Toutefois la journée s’est déroulée sans le chaos que certains prédisaient, même s’il est difficile d’obtenir des informations des territoires occupés ou sous influence des groupes armés.

Les rebelles, habitués en 2013 et 2014 à attaquer des civils abandonnés par une armée alors en déroute, font aujourd’hui face à quelque 11.500 Casques bleus, renforcés jeudi par 300 soldats rwandais Kigali et Moscou ont volé il y a quelques jours au secours du pouvoir de M. Touadéra.

– Opposition dispersée –

La Russie, soutenant ouvertement depuis 2018 le gouvernement Touadéra, a envoyé 300 « instructeurs militaires » – en fait des paramilitaires de société privées russes de sécurité – en renfort de centaines de leurs pairs déployés depuis plus de deux ans. Et le Rwanda a dépêché des soldats d’élite hors Minusca, « des centaines », selon Bangui.

L’opposition avançait en ordre dispersé, avec pas moins de 15 candidats, face à un Touadéra qui a, selon les experts et les diplomates, toutes les chances d’obtenir un second mandat. 

D’autant que l’ex-Président François Bozizé, son plus sérieux rival avant l’invalidation de sa candidature début décembre, a de facto retiré son soutien initial à l’ex-Premier ministre Anicet Georges Dologuélé, en annonçant publiquement dimanche son ralliement à la rébellion et en appelant à boycotter les scrutins. 

Les premiers résultats partiels sont attendus le 4 janvier et définitifs le 19. Un second tour éventuel est prévu pour le 14 février.

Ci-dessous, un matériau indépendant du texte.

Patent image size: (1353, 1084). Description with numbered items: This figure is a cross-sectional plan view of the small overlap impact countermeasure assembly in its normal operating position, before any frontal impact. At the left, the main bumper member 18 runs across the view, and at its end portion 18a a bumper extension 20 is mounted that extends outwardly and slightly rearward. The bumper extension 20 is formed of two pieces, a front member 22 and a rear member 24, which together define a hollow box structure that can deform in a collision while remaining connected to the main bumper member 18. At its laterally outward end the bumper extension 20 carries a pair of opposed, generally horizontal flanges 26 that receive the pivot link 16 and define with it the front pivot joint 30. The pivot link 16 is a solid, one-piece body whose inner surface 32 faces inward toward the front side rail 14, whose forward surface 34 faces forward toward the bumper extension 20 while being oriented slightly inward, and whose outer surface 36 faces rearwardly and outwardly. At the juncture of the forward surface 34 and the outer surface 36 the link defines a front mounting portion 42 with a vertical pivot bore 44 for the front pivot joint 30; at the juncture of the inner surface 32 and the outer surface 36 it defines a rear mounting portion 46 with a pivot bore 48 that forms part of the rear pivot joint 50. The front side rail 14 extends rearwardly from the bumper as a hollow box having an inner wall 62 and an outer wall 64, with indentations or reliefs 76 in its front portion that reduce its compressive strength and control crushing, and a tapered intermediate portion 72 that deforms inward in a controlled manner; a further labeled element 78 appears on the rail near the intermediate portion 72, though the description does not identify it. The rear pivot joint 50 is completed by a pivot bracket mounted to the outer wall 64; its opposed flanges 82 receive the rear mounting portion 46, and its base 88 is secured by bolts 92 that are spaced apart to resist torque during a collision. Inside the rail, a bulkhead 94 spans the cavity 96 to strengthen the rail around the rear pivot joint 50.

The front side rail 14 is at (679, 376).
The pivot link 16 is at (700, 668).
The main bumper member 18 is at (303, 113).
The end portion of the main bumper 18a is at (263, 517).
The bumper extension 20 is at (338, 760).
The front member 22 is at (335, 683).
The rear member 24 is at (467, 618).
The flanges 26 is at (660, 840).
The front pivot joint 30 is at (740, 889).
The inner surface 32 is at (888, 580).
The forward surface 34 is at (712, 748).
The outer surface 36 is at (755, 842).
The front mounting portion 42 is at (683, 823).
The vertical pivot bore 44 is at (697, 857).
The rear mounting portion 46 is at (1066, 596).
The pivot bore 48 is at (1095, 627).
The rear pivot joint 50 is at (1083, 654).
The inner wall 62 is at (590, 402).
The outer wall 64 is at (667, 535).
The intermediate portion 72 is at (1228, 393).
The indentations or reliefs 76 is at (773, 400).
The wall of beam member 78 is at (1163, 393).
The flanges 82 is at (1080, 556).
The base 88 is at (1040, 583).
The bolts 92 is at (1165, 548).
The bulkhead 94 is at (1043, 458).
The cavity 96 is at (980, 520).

Des milliers de personnes ont été tuées depuis le début de la guerre civile, en 2013, quand une coalition à dominante musulmane, la Séléka, a renversé Bozizé.

Les affrontements entre Séléka et milices chrétiennes et animistes anti-balaka ont ensuite fait rage, les deux camps accusés par l’ONU de crimes de guerre et contre l’humanité.

Depuis 2018, la guerre a considérablement baissé d’intensité, les groupes armés se disputant les ressources du pays tout en perpétrant sporadiquement attaques et exactions contre les civils.